Data reduction techniques in gas chromatography-mass spectrometry-based untargeted metabolomics has made the following workflow of data analysis more lucid. However, the normalization process still perplexes researchers, and its effects are always ignored. In order to reveal the influences of normalization method, five representative normalization methods (mass spectrometry total useful signal, median, probabilistic quotient normalization, remove unwanted variation-random, and systematic ratio normalization) were compared in three real data sets with different types.
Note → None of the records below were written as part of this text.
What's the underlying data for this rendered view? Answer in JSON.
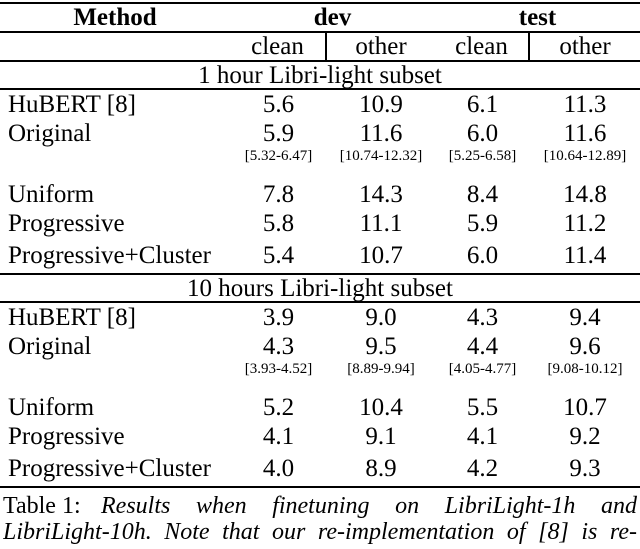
{
  "colors": {
    "text": "#000000",
    "rule": "#000000",
    "background": "#ffffff"
  },
  "table": {
    "col_headers": {
      "method": "Method",
      "dev": "dev",
      "test": "test",
      "sub": [
        "clean",
        "other",
        "clean",
        "other"
      ]
    },
    "sections": [
      {
        "title": "1 hour Libri-light subset",
        "rows": [
          {
            "method": "HuBERT [8]",
            "values": [
              "5.6",
              "10.9",
              "6.1",
              "11.3"
            ]
          },
          {
            "method": "Original",
            "values": [
              "5.9",
              "11.6",
              "6.0",
              "11.6"
            ],
            "ranges": [
              "[5.32-6.47]",
              "[10.74-12.32]",
              "[5.25-6.58]",
              "[10.64-12.89]"
            ]
          },
          {
            "method": "Uniform",
            "values": [
              "7.8",
              "14.3",
              "8.4",
              "14.8"
            ]
          },
          {
            "method": "Progressive",
            "values": [
              "5.8",
              "11.1",
              "5.9",
              "11.2"
            ]
          },
          {
            "method": "Progressive+Cluster",
            "values": [
              "5.4",
              "10.7",
              "6.0",
              "11.4"
            ]
          }
        ]
      },
      {
        "title": "10 hours Libri-light subset",
        "rows": [
          {
            "method": "HuBERT [8]",
            "values": [
              "3.9",
              "9.0",
              "4.3",
              "9.4"
            ]
          },
          {
            "method": "Original",
            "values": [
              "4.3",
              "9.5",
              "4.4",
              "9.6"
            ],
            "ranges": [
              "[3.93-4.52]",
              "[8.89-9.94]",
              "[4.05-4.77]",
              "[9.08-10.12]"
            ]
          },
          {
            "method": "Uniform",
            "values": [
              "5.2",
              "10.4",
              "5.5",
              "10.7"
            ]
          },
          {
            "method": "Progressive",
            "values": [
              "4.1",
              "9.1",
              "4.1",
              "9.2"
            ]
          },
          {
            "method": "Progressive+Cluster",
            "values": [
              "4.0",
              "8.9",
              "4.2",
              "9.3"
            ]
          }
        ]
      }
    ]
  },
  "caption": {
    "label": "Table 1:",
    "line1_rest": "Results when finetuning on LibriLight-1h and",
    "line2": "LibriLight-10h. Note that our re-implementation of [8] is re-"
  }
}
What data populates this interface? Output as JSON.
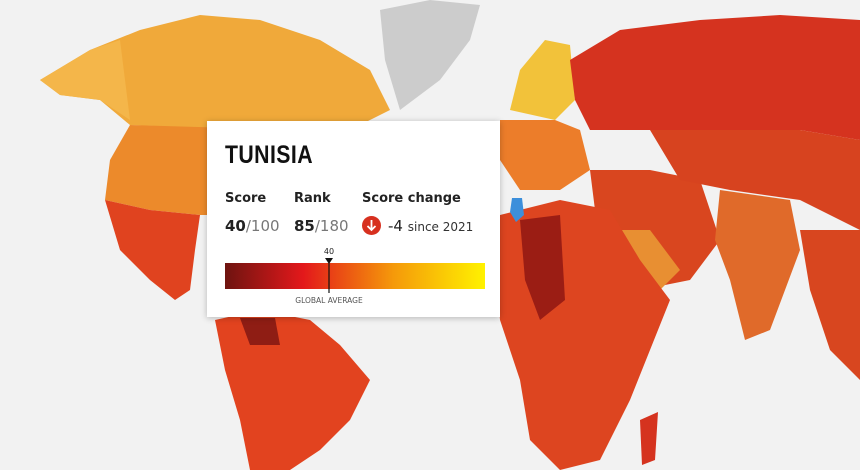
{
  "tooltip": {
    "country": "TUNISIA",
    "score": {
      "label": "Score",
      "value": 40,
      "max": {
        "value": 100,
        "label": "/100"
      }
    },
    "rank": {
      "label": "Rank",
      "value": 85,
      "total": "/180"
    },
    "change": {
      "label": "Score change",
      "value": -4,
      "since": "since 2021"
    },
    "gauge": {
      "marker": 40,
      "caption": "GLOBAL AVERAGE"
    }
  }
}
First, data reduction techniques were used to refine the original data. Then, quality control samples and relative log abundance plots were utilized to evaluate the unwanted variations and the efficiencies of normalization process. Furthermore, the potential biomarkers which were screened out by the Mann-Whitney U test, receiver operating characteristic curve analysis, random forest, and feature selection algorithm Boruta in different normalized data sets were compared. The results indicated the determination of the normalization method was difficult because the commonly accepted rules were easy to fulfill but different normalization methods had unforeseen influences on both the kind and number of potential biomarkers. Lastly, an integrated strategy for normalization method selection was recommended.
基于气相色谱-质谱联用的无靶向代谢组学中的数据缩减技术使得数据分析的以下工作流程更加清晰。然而,归一化过程仍然困扰着研究人员,其影响经常被忽视。为了揭示归一化方法的影响,在三个不同类型的真实数据集上比较了五种有代表性的归一化方法(质谱总有用信号、中位数、概率商归一化、去除不必要的变化-随机和系统比率归一化)。首先,使用数据缩减技术对原始数据进行细化。然后,利用质量控制样品和相对对数丰度图来评估不必要的变化和归一化过程的效率。此外,通过曼-惠特尼 U 检验、接收者操作特性曲线分析、随机森林和特征选择算法 Boruta 在不同归一化数据集筛选出的潜在生物标志物进行了比较。结果表明,由于通常接受的规则很容易满足,但不同的归一化方法对潜在生物标志物的种类和数量都有不可预见的影响,因此确定归一化方法是困难的。最后,建议采用一种综合的归一化方法选择策略。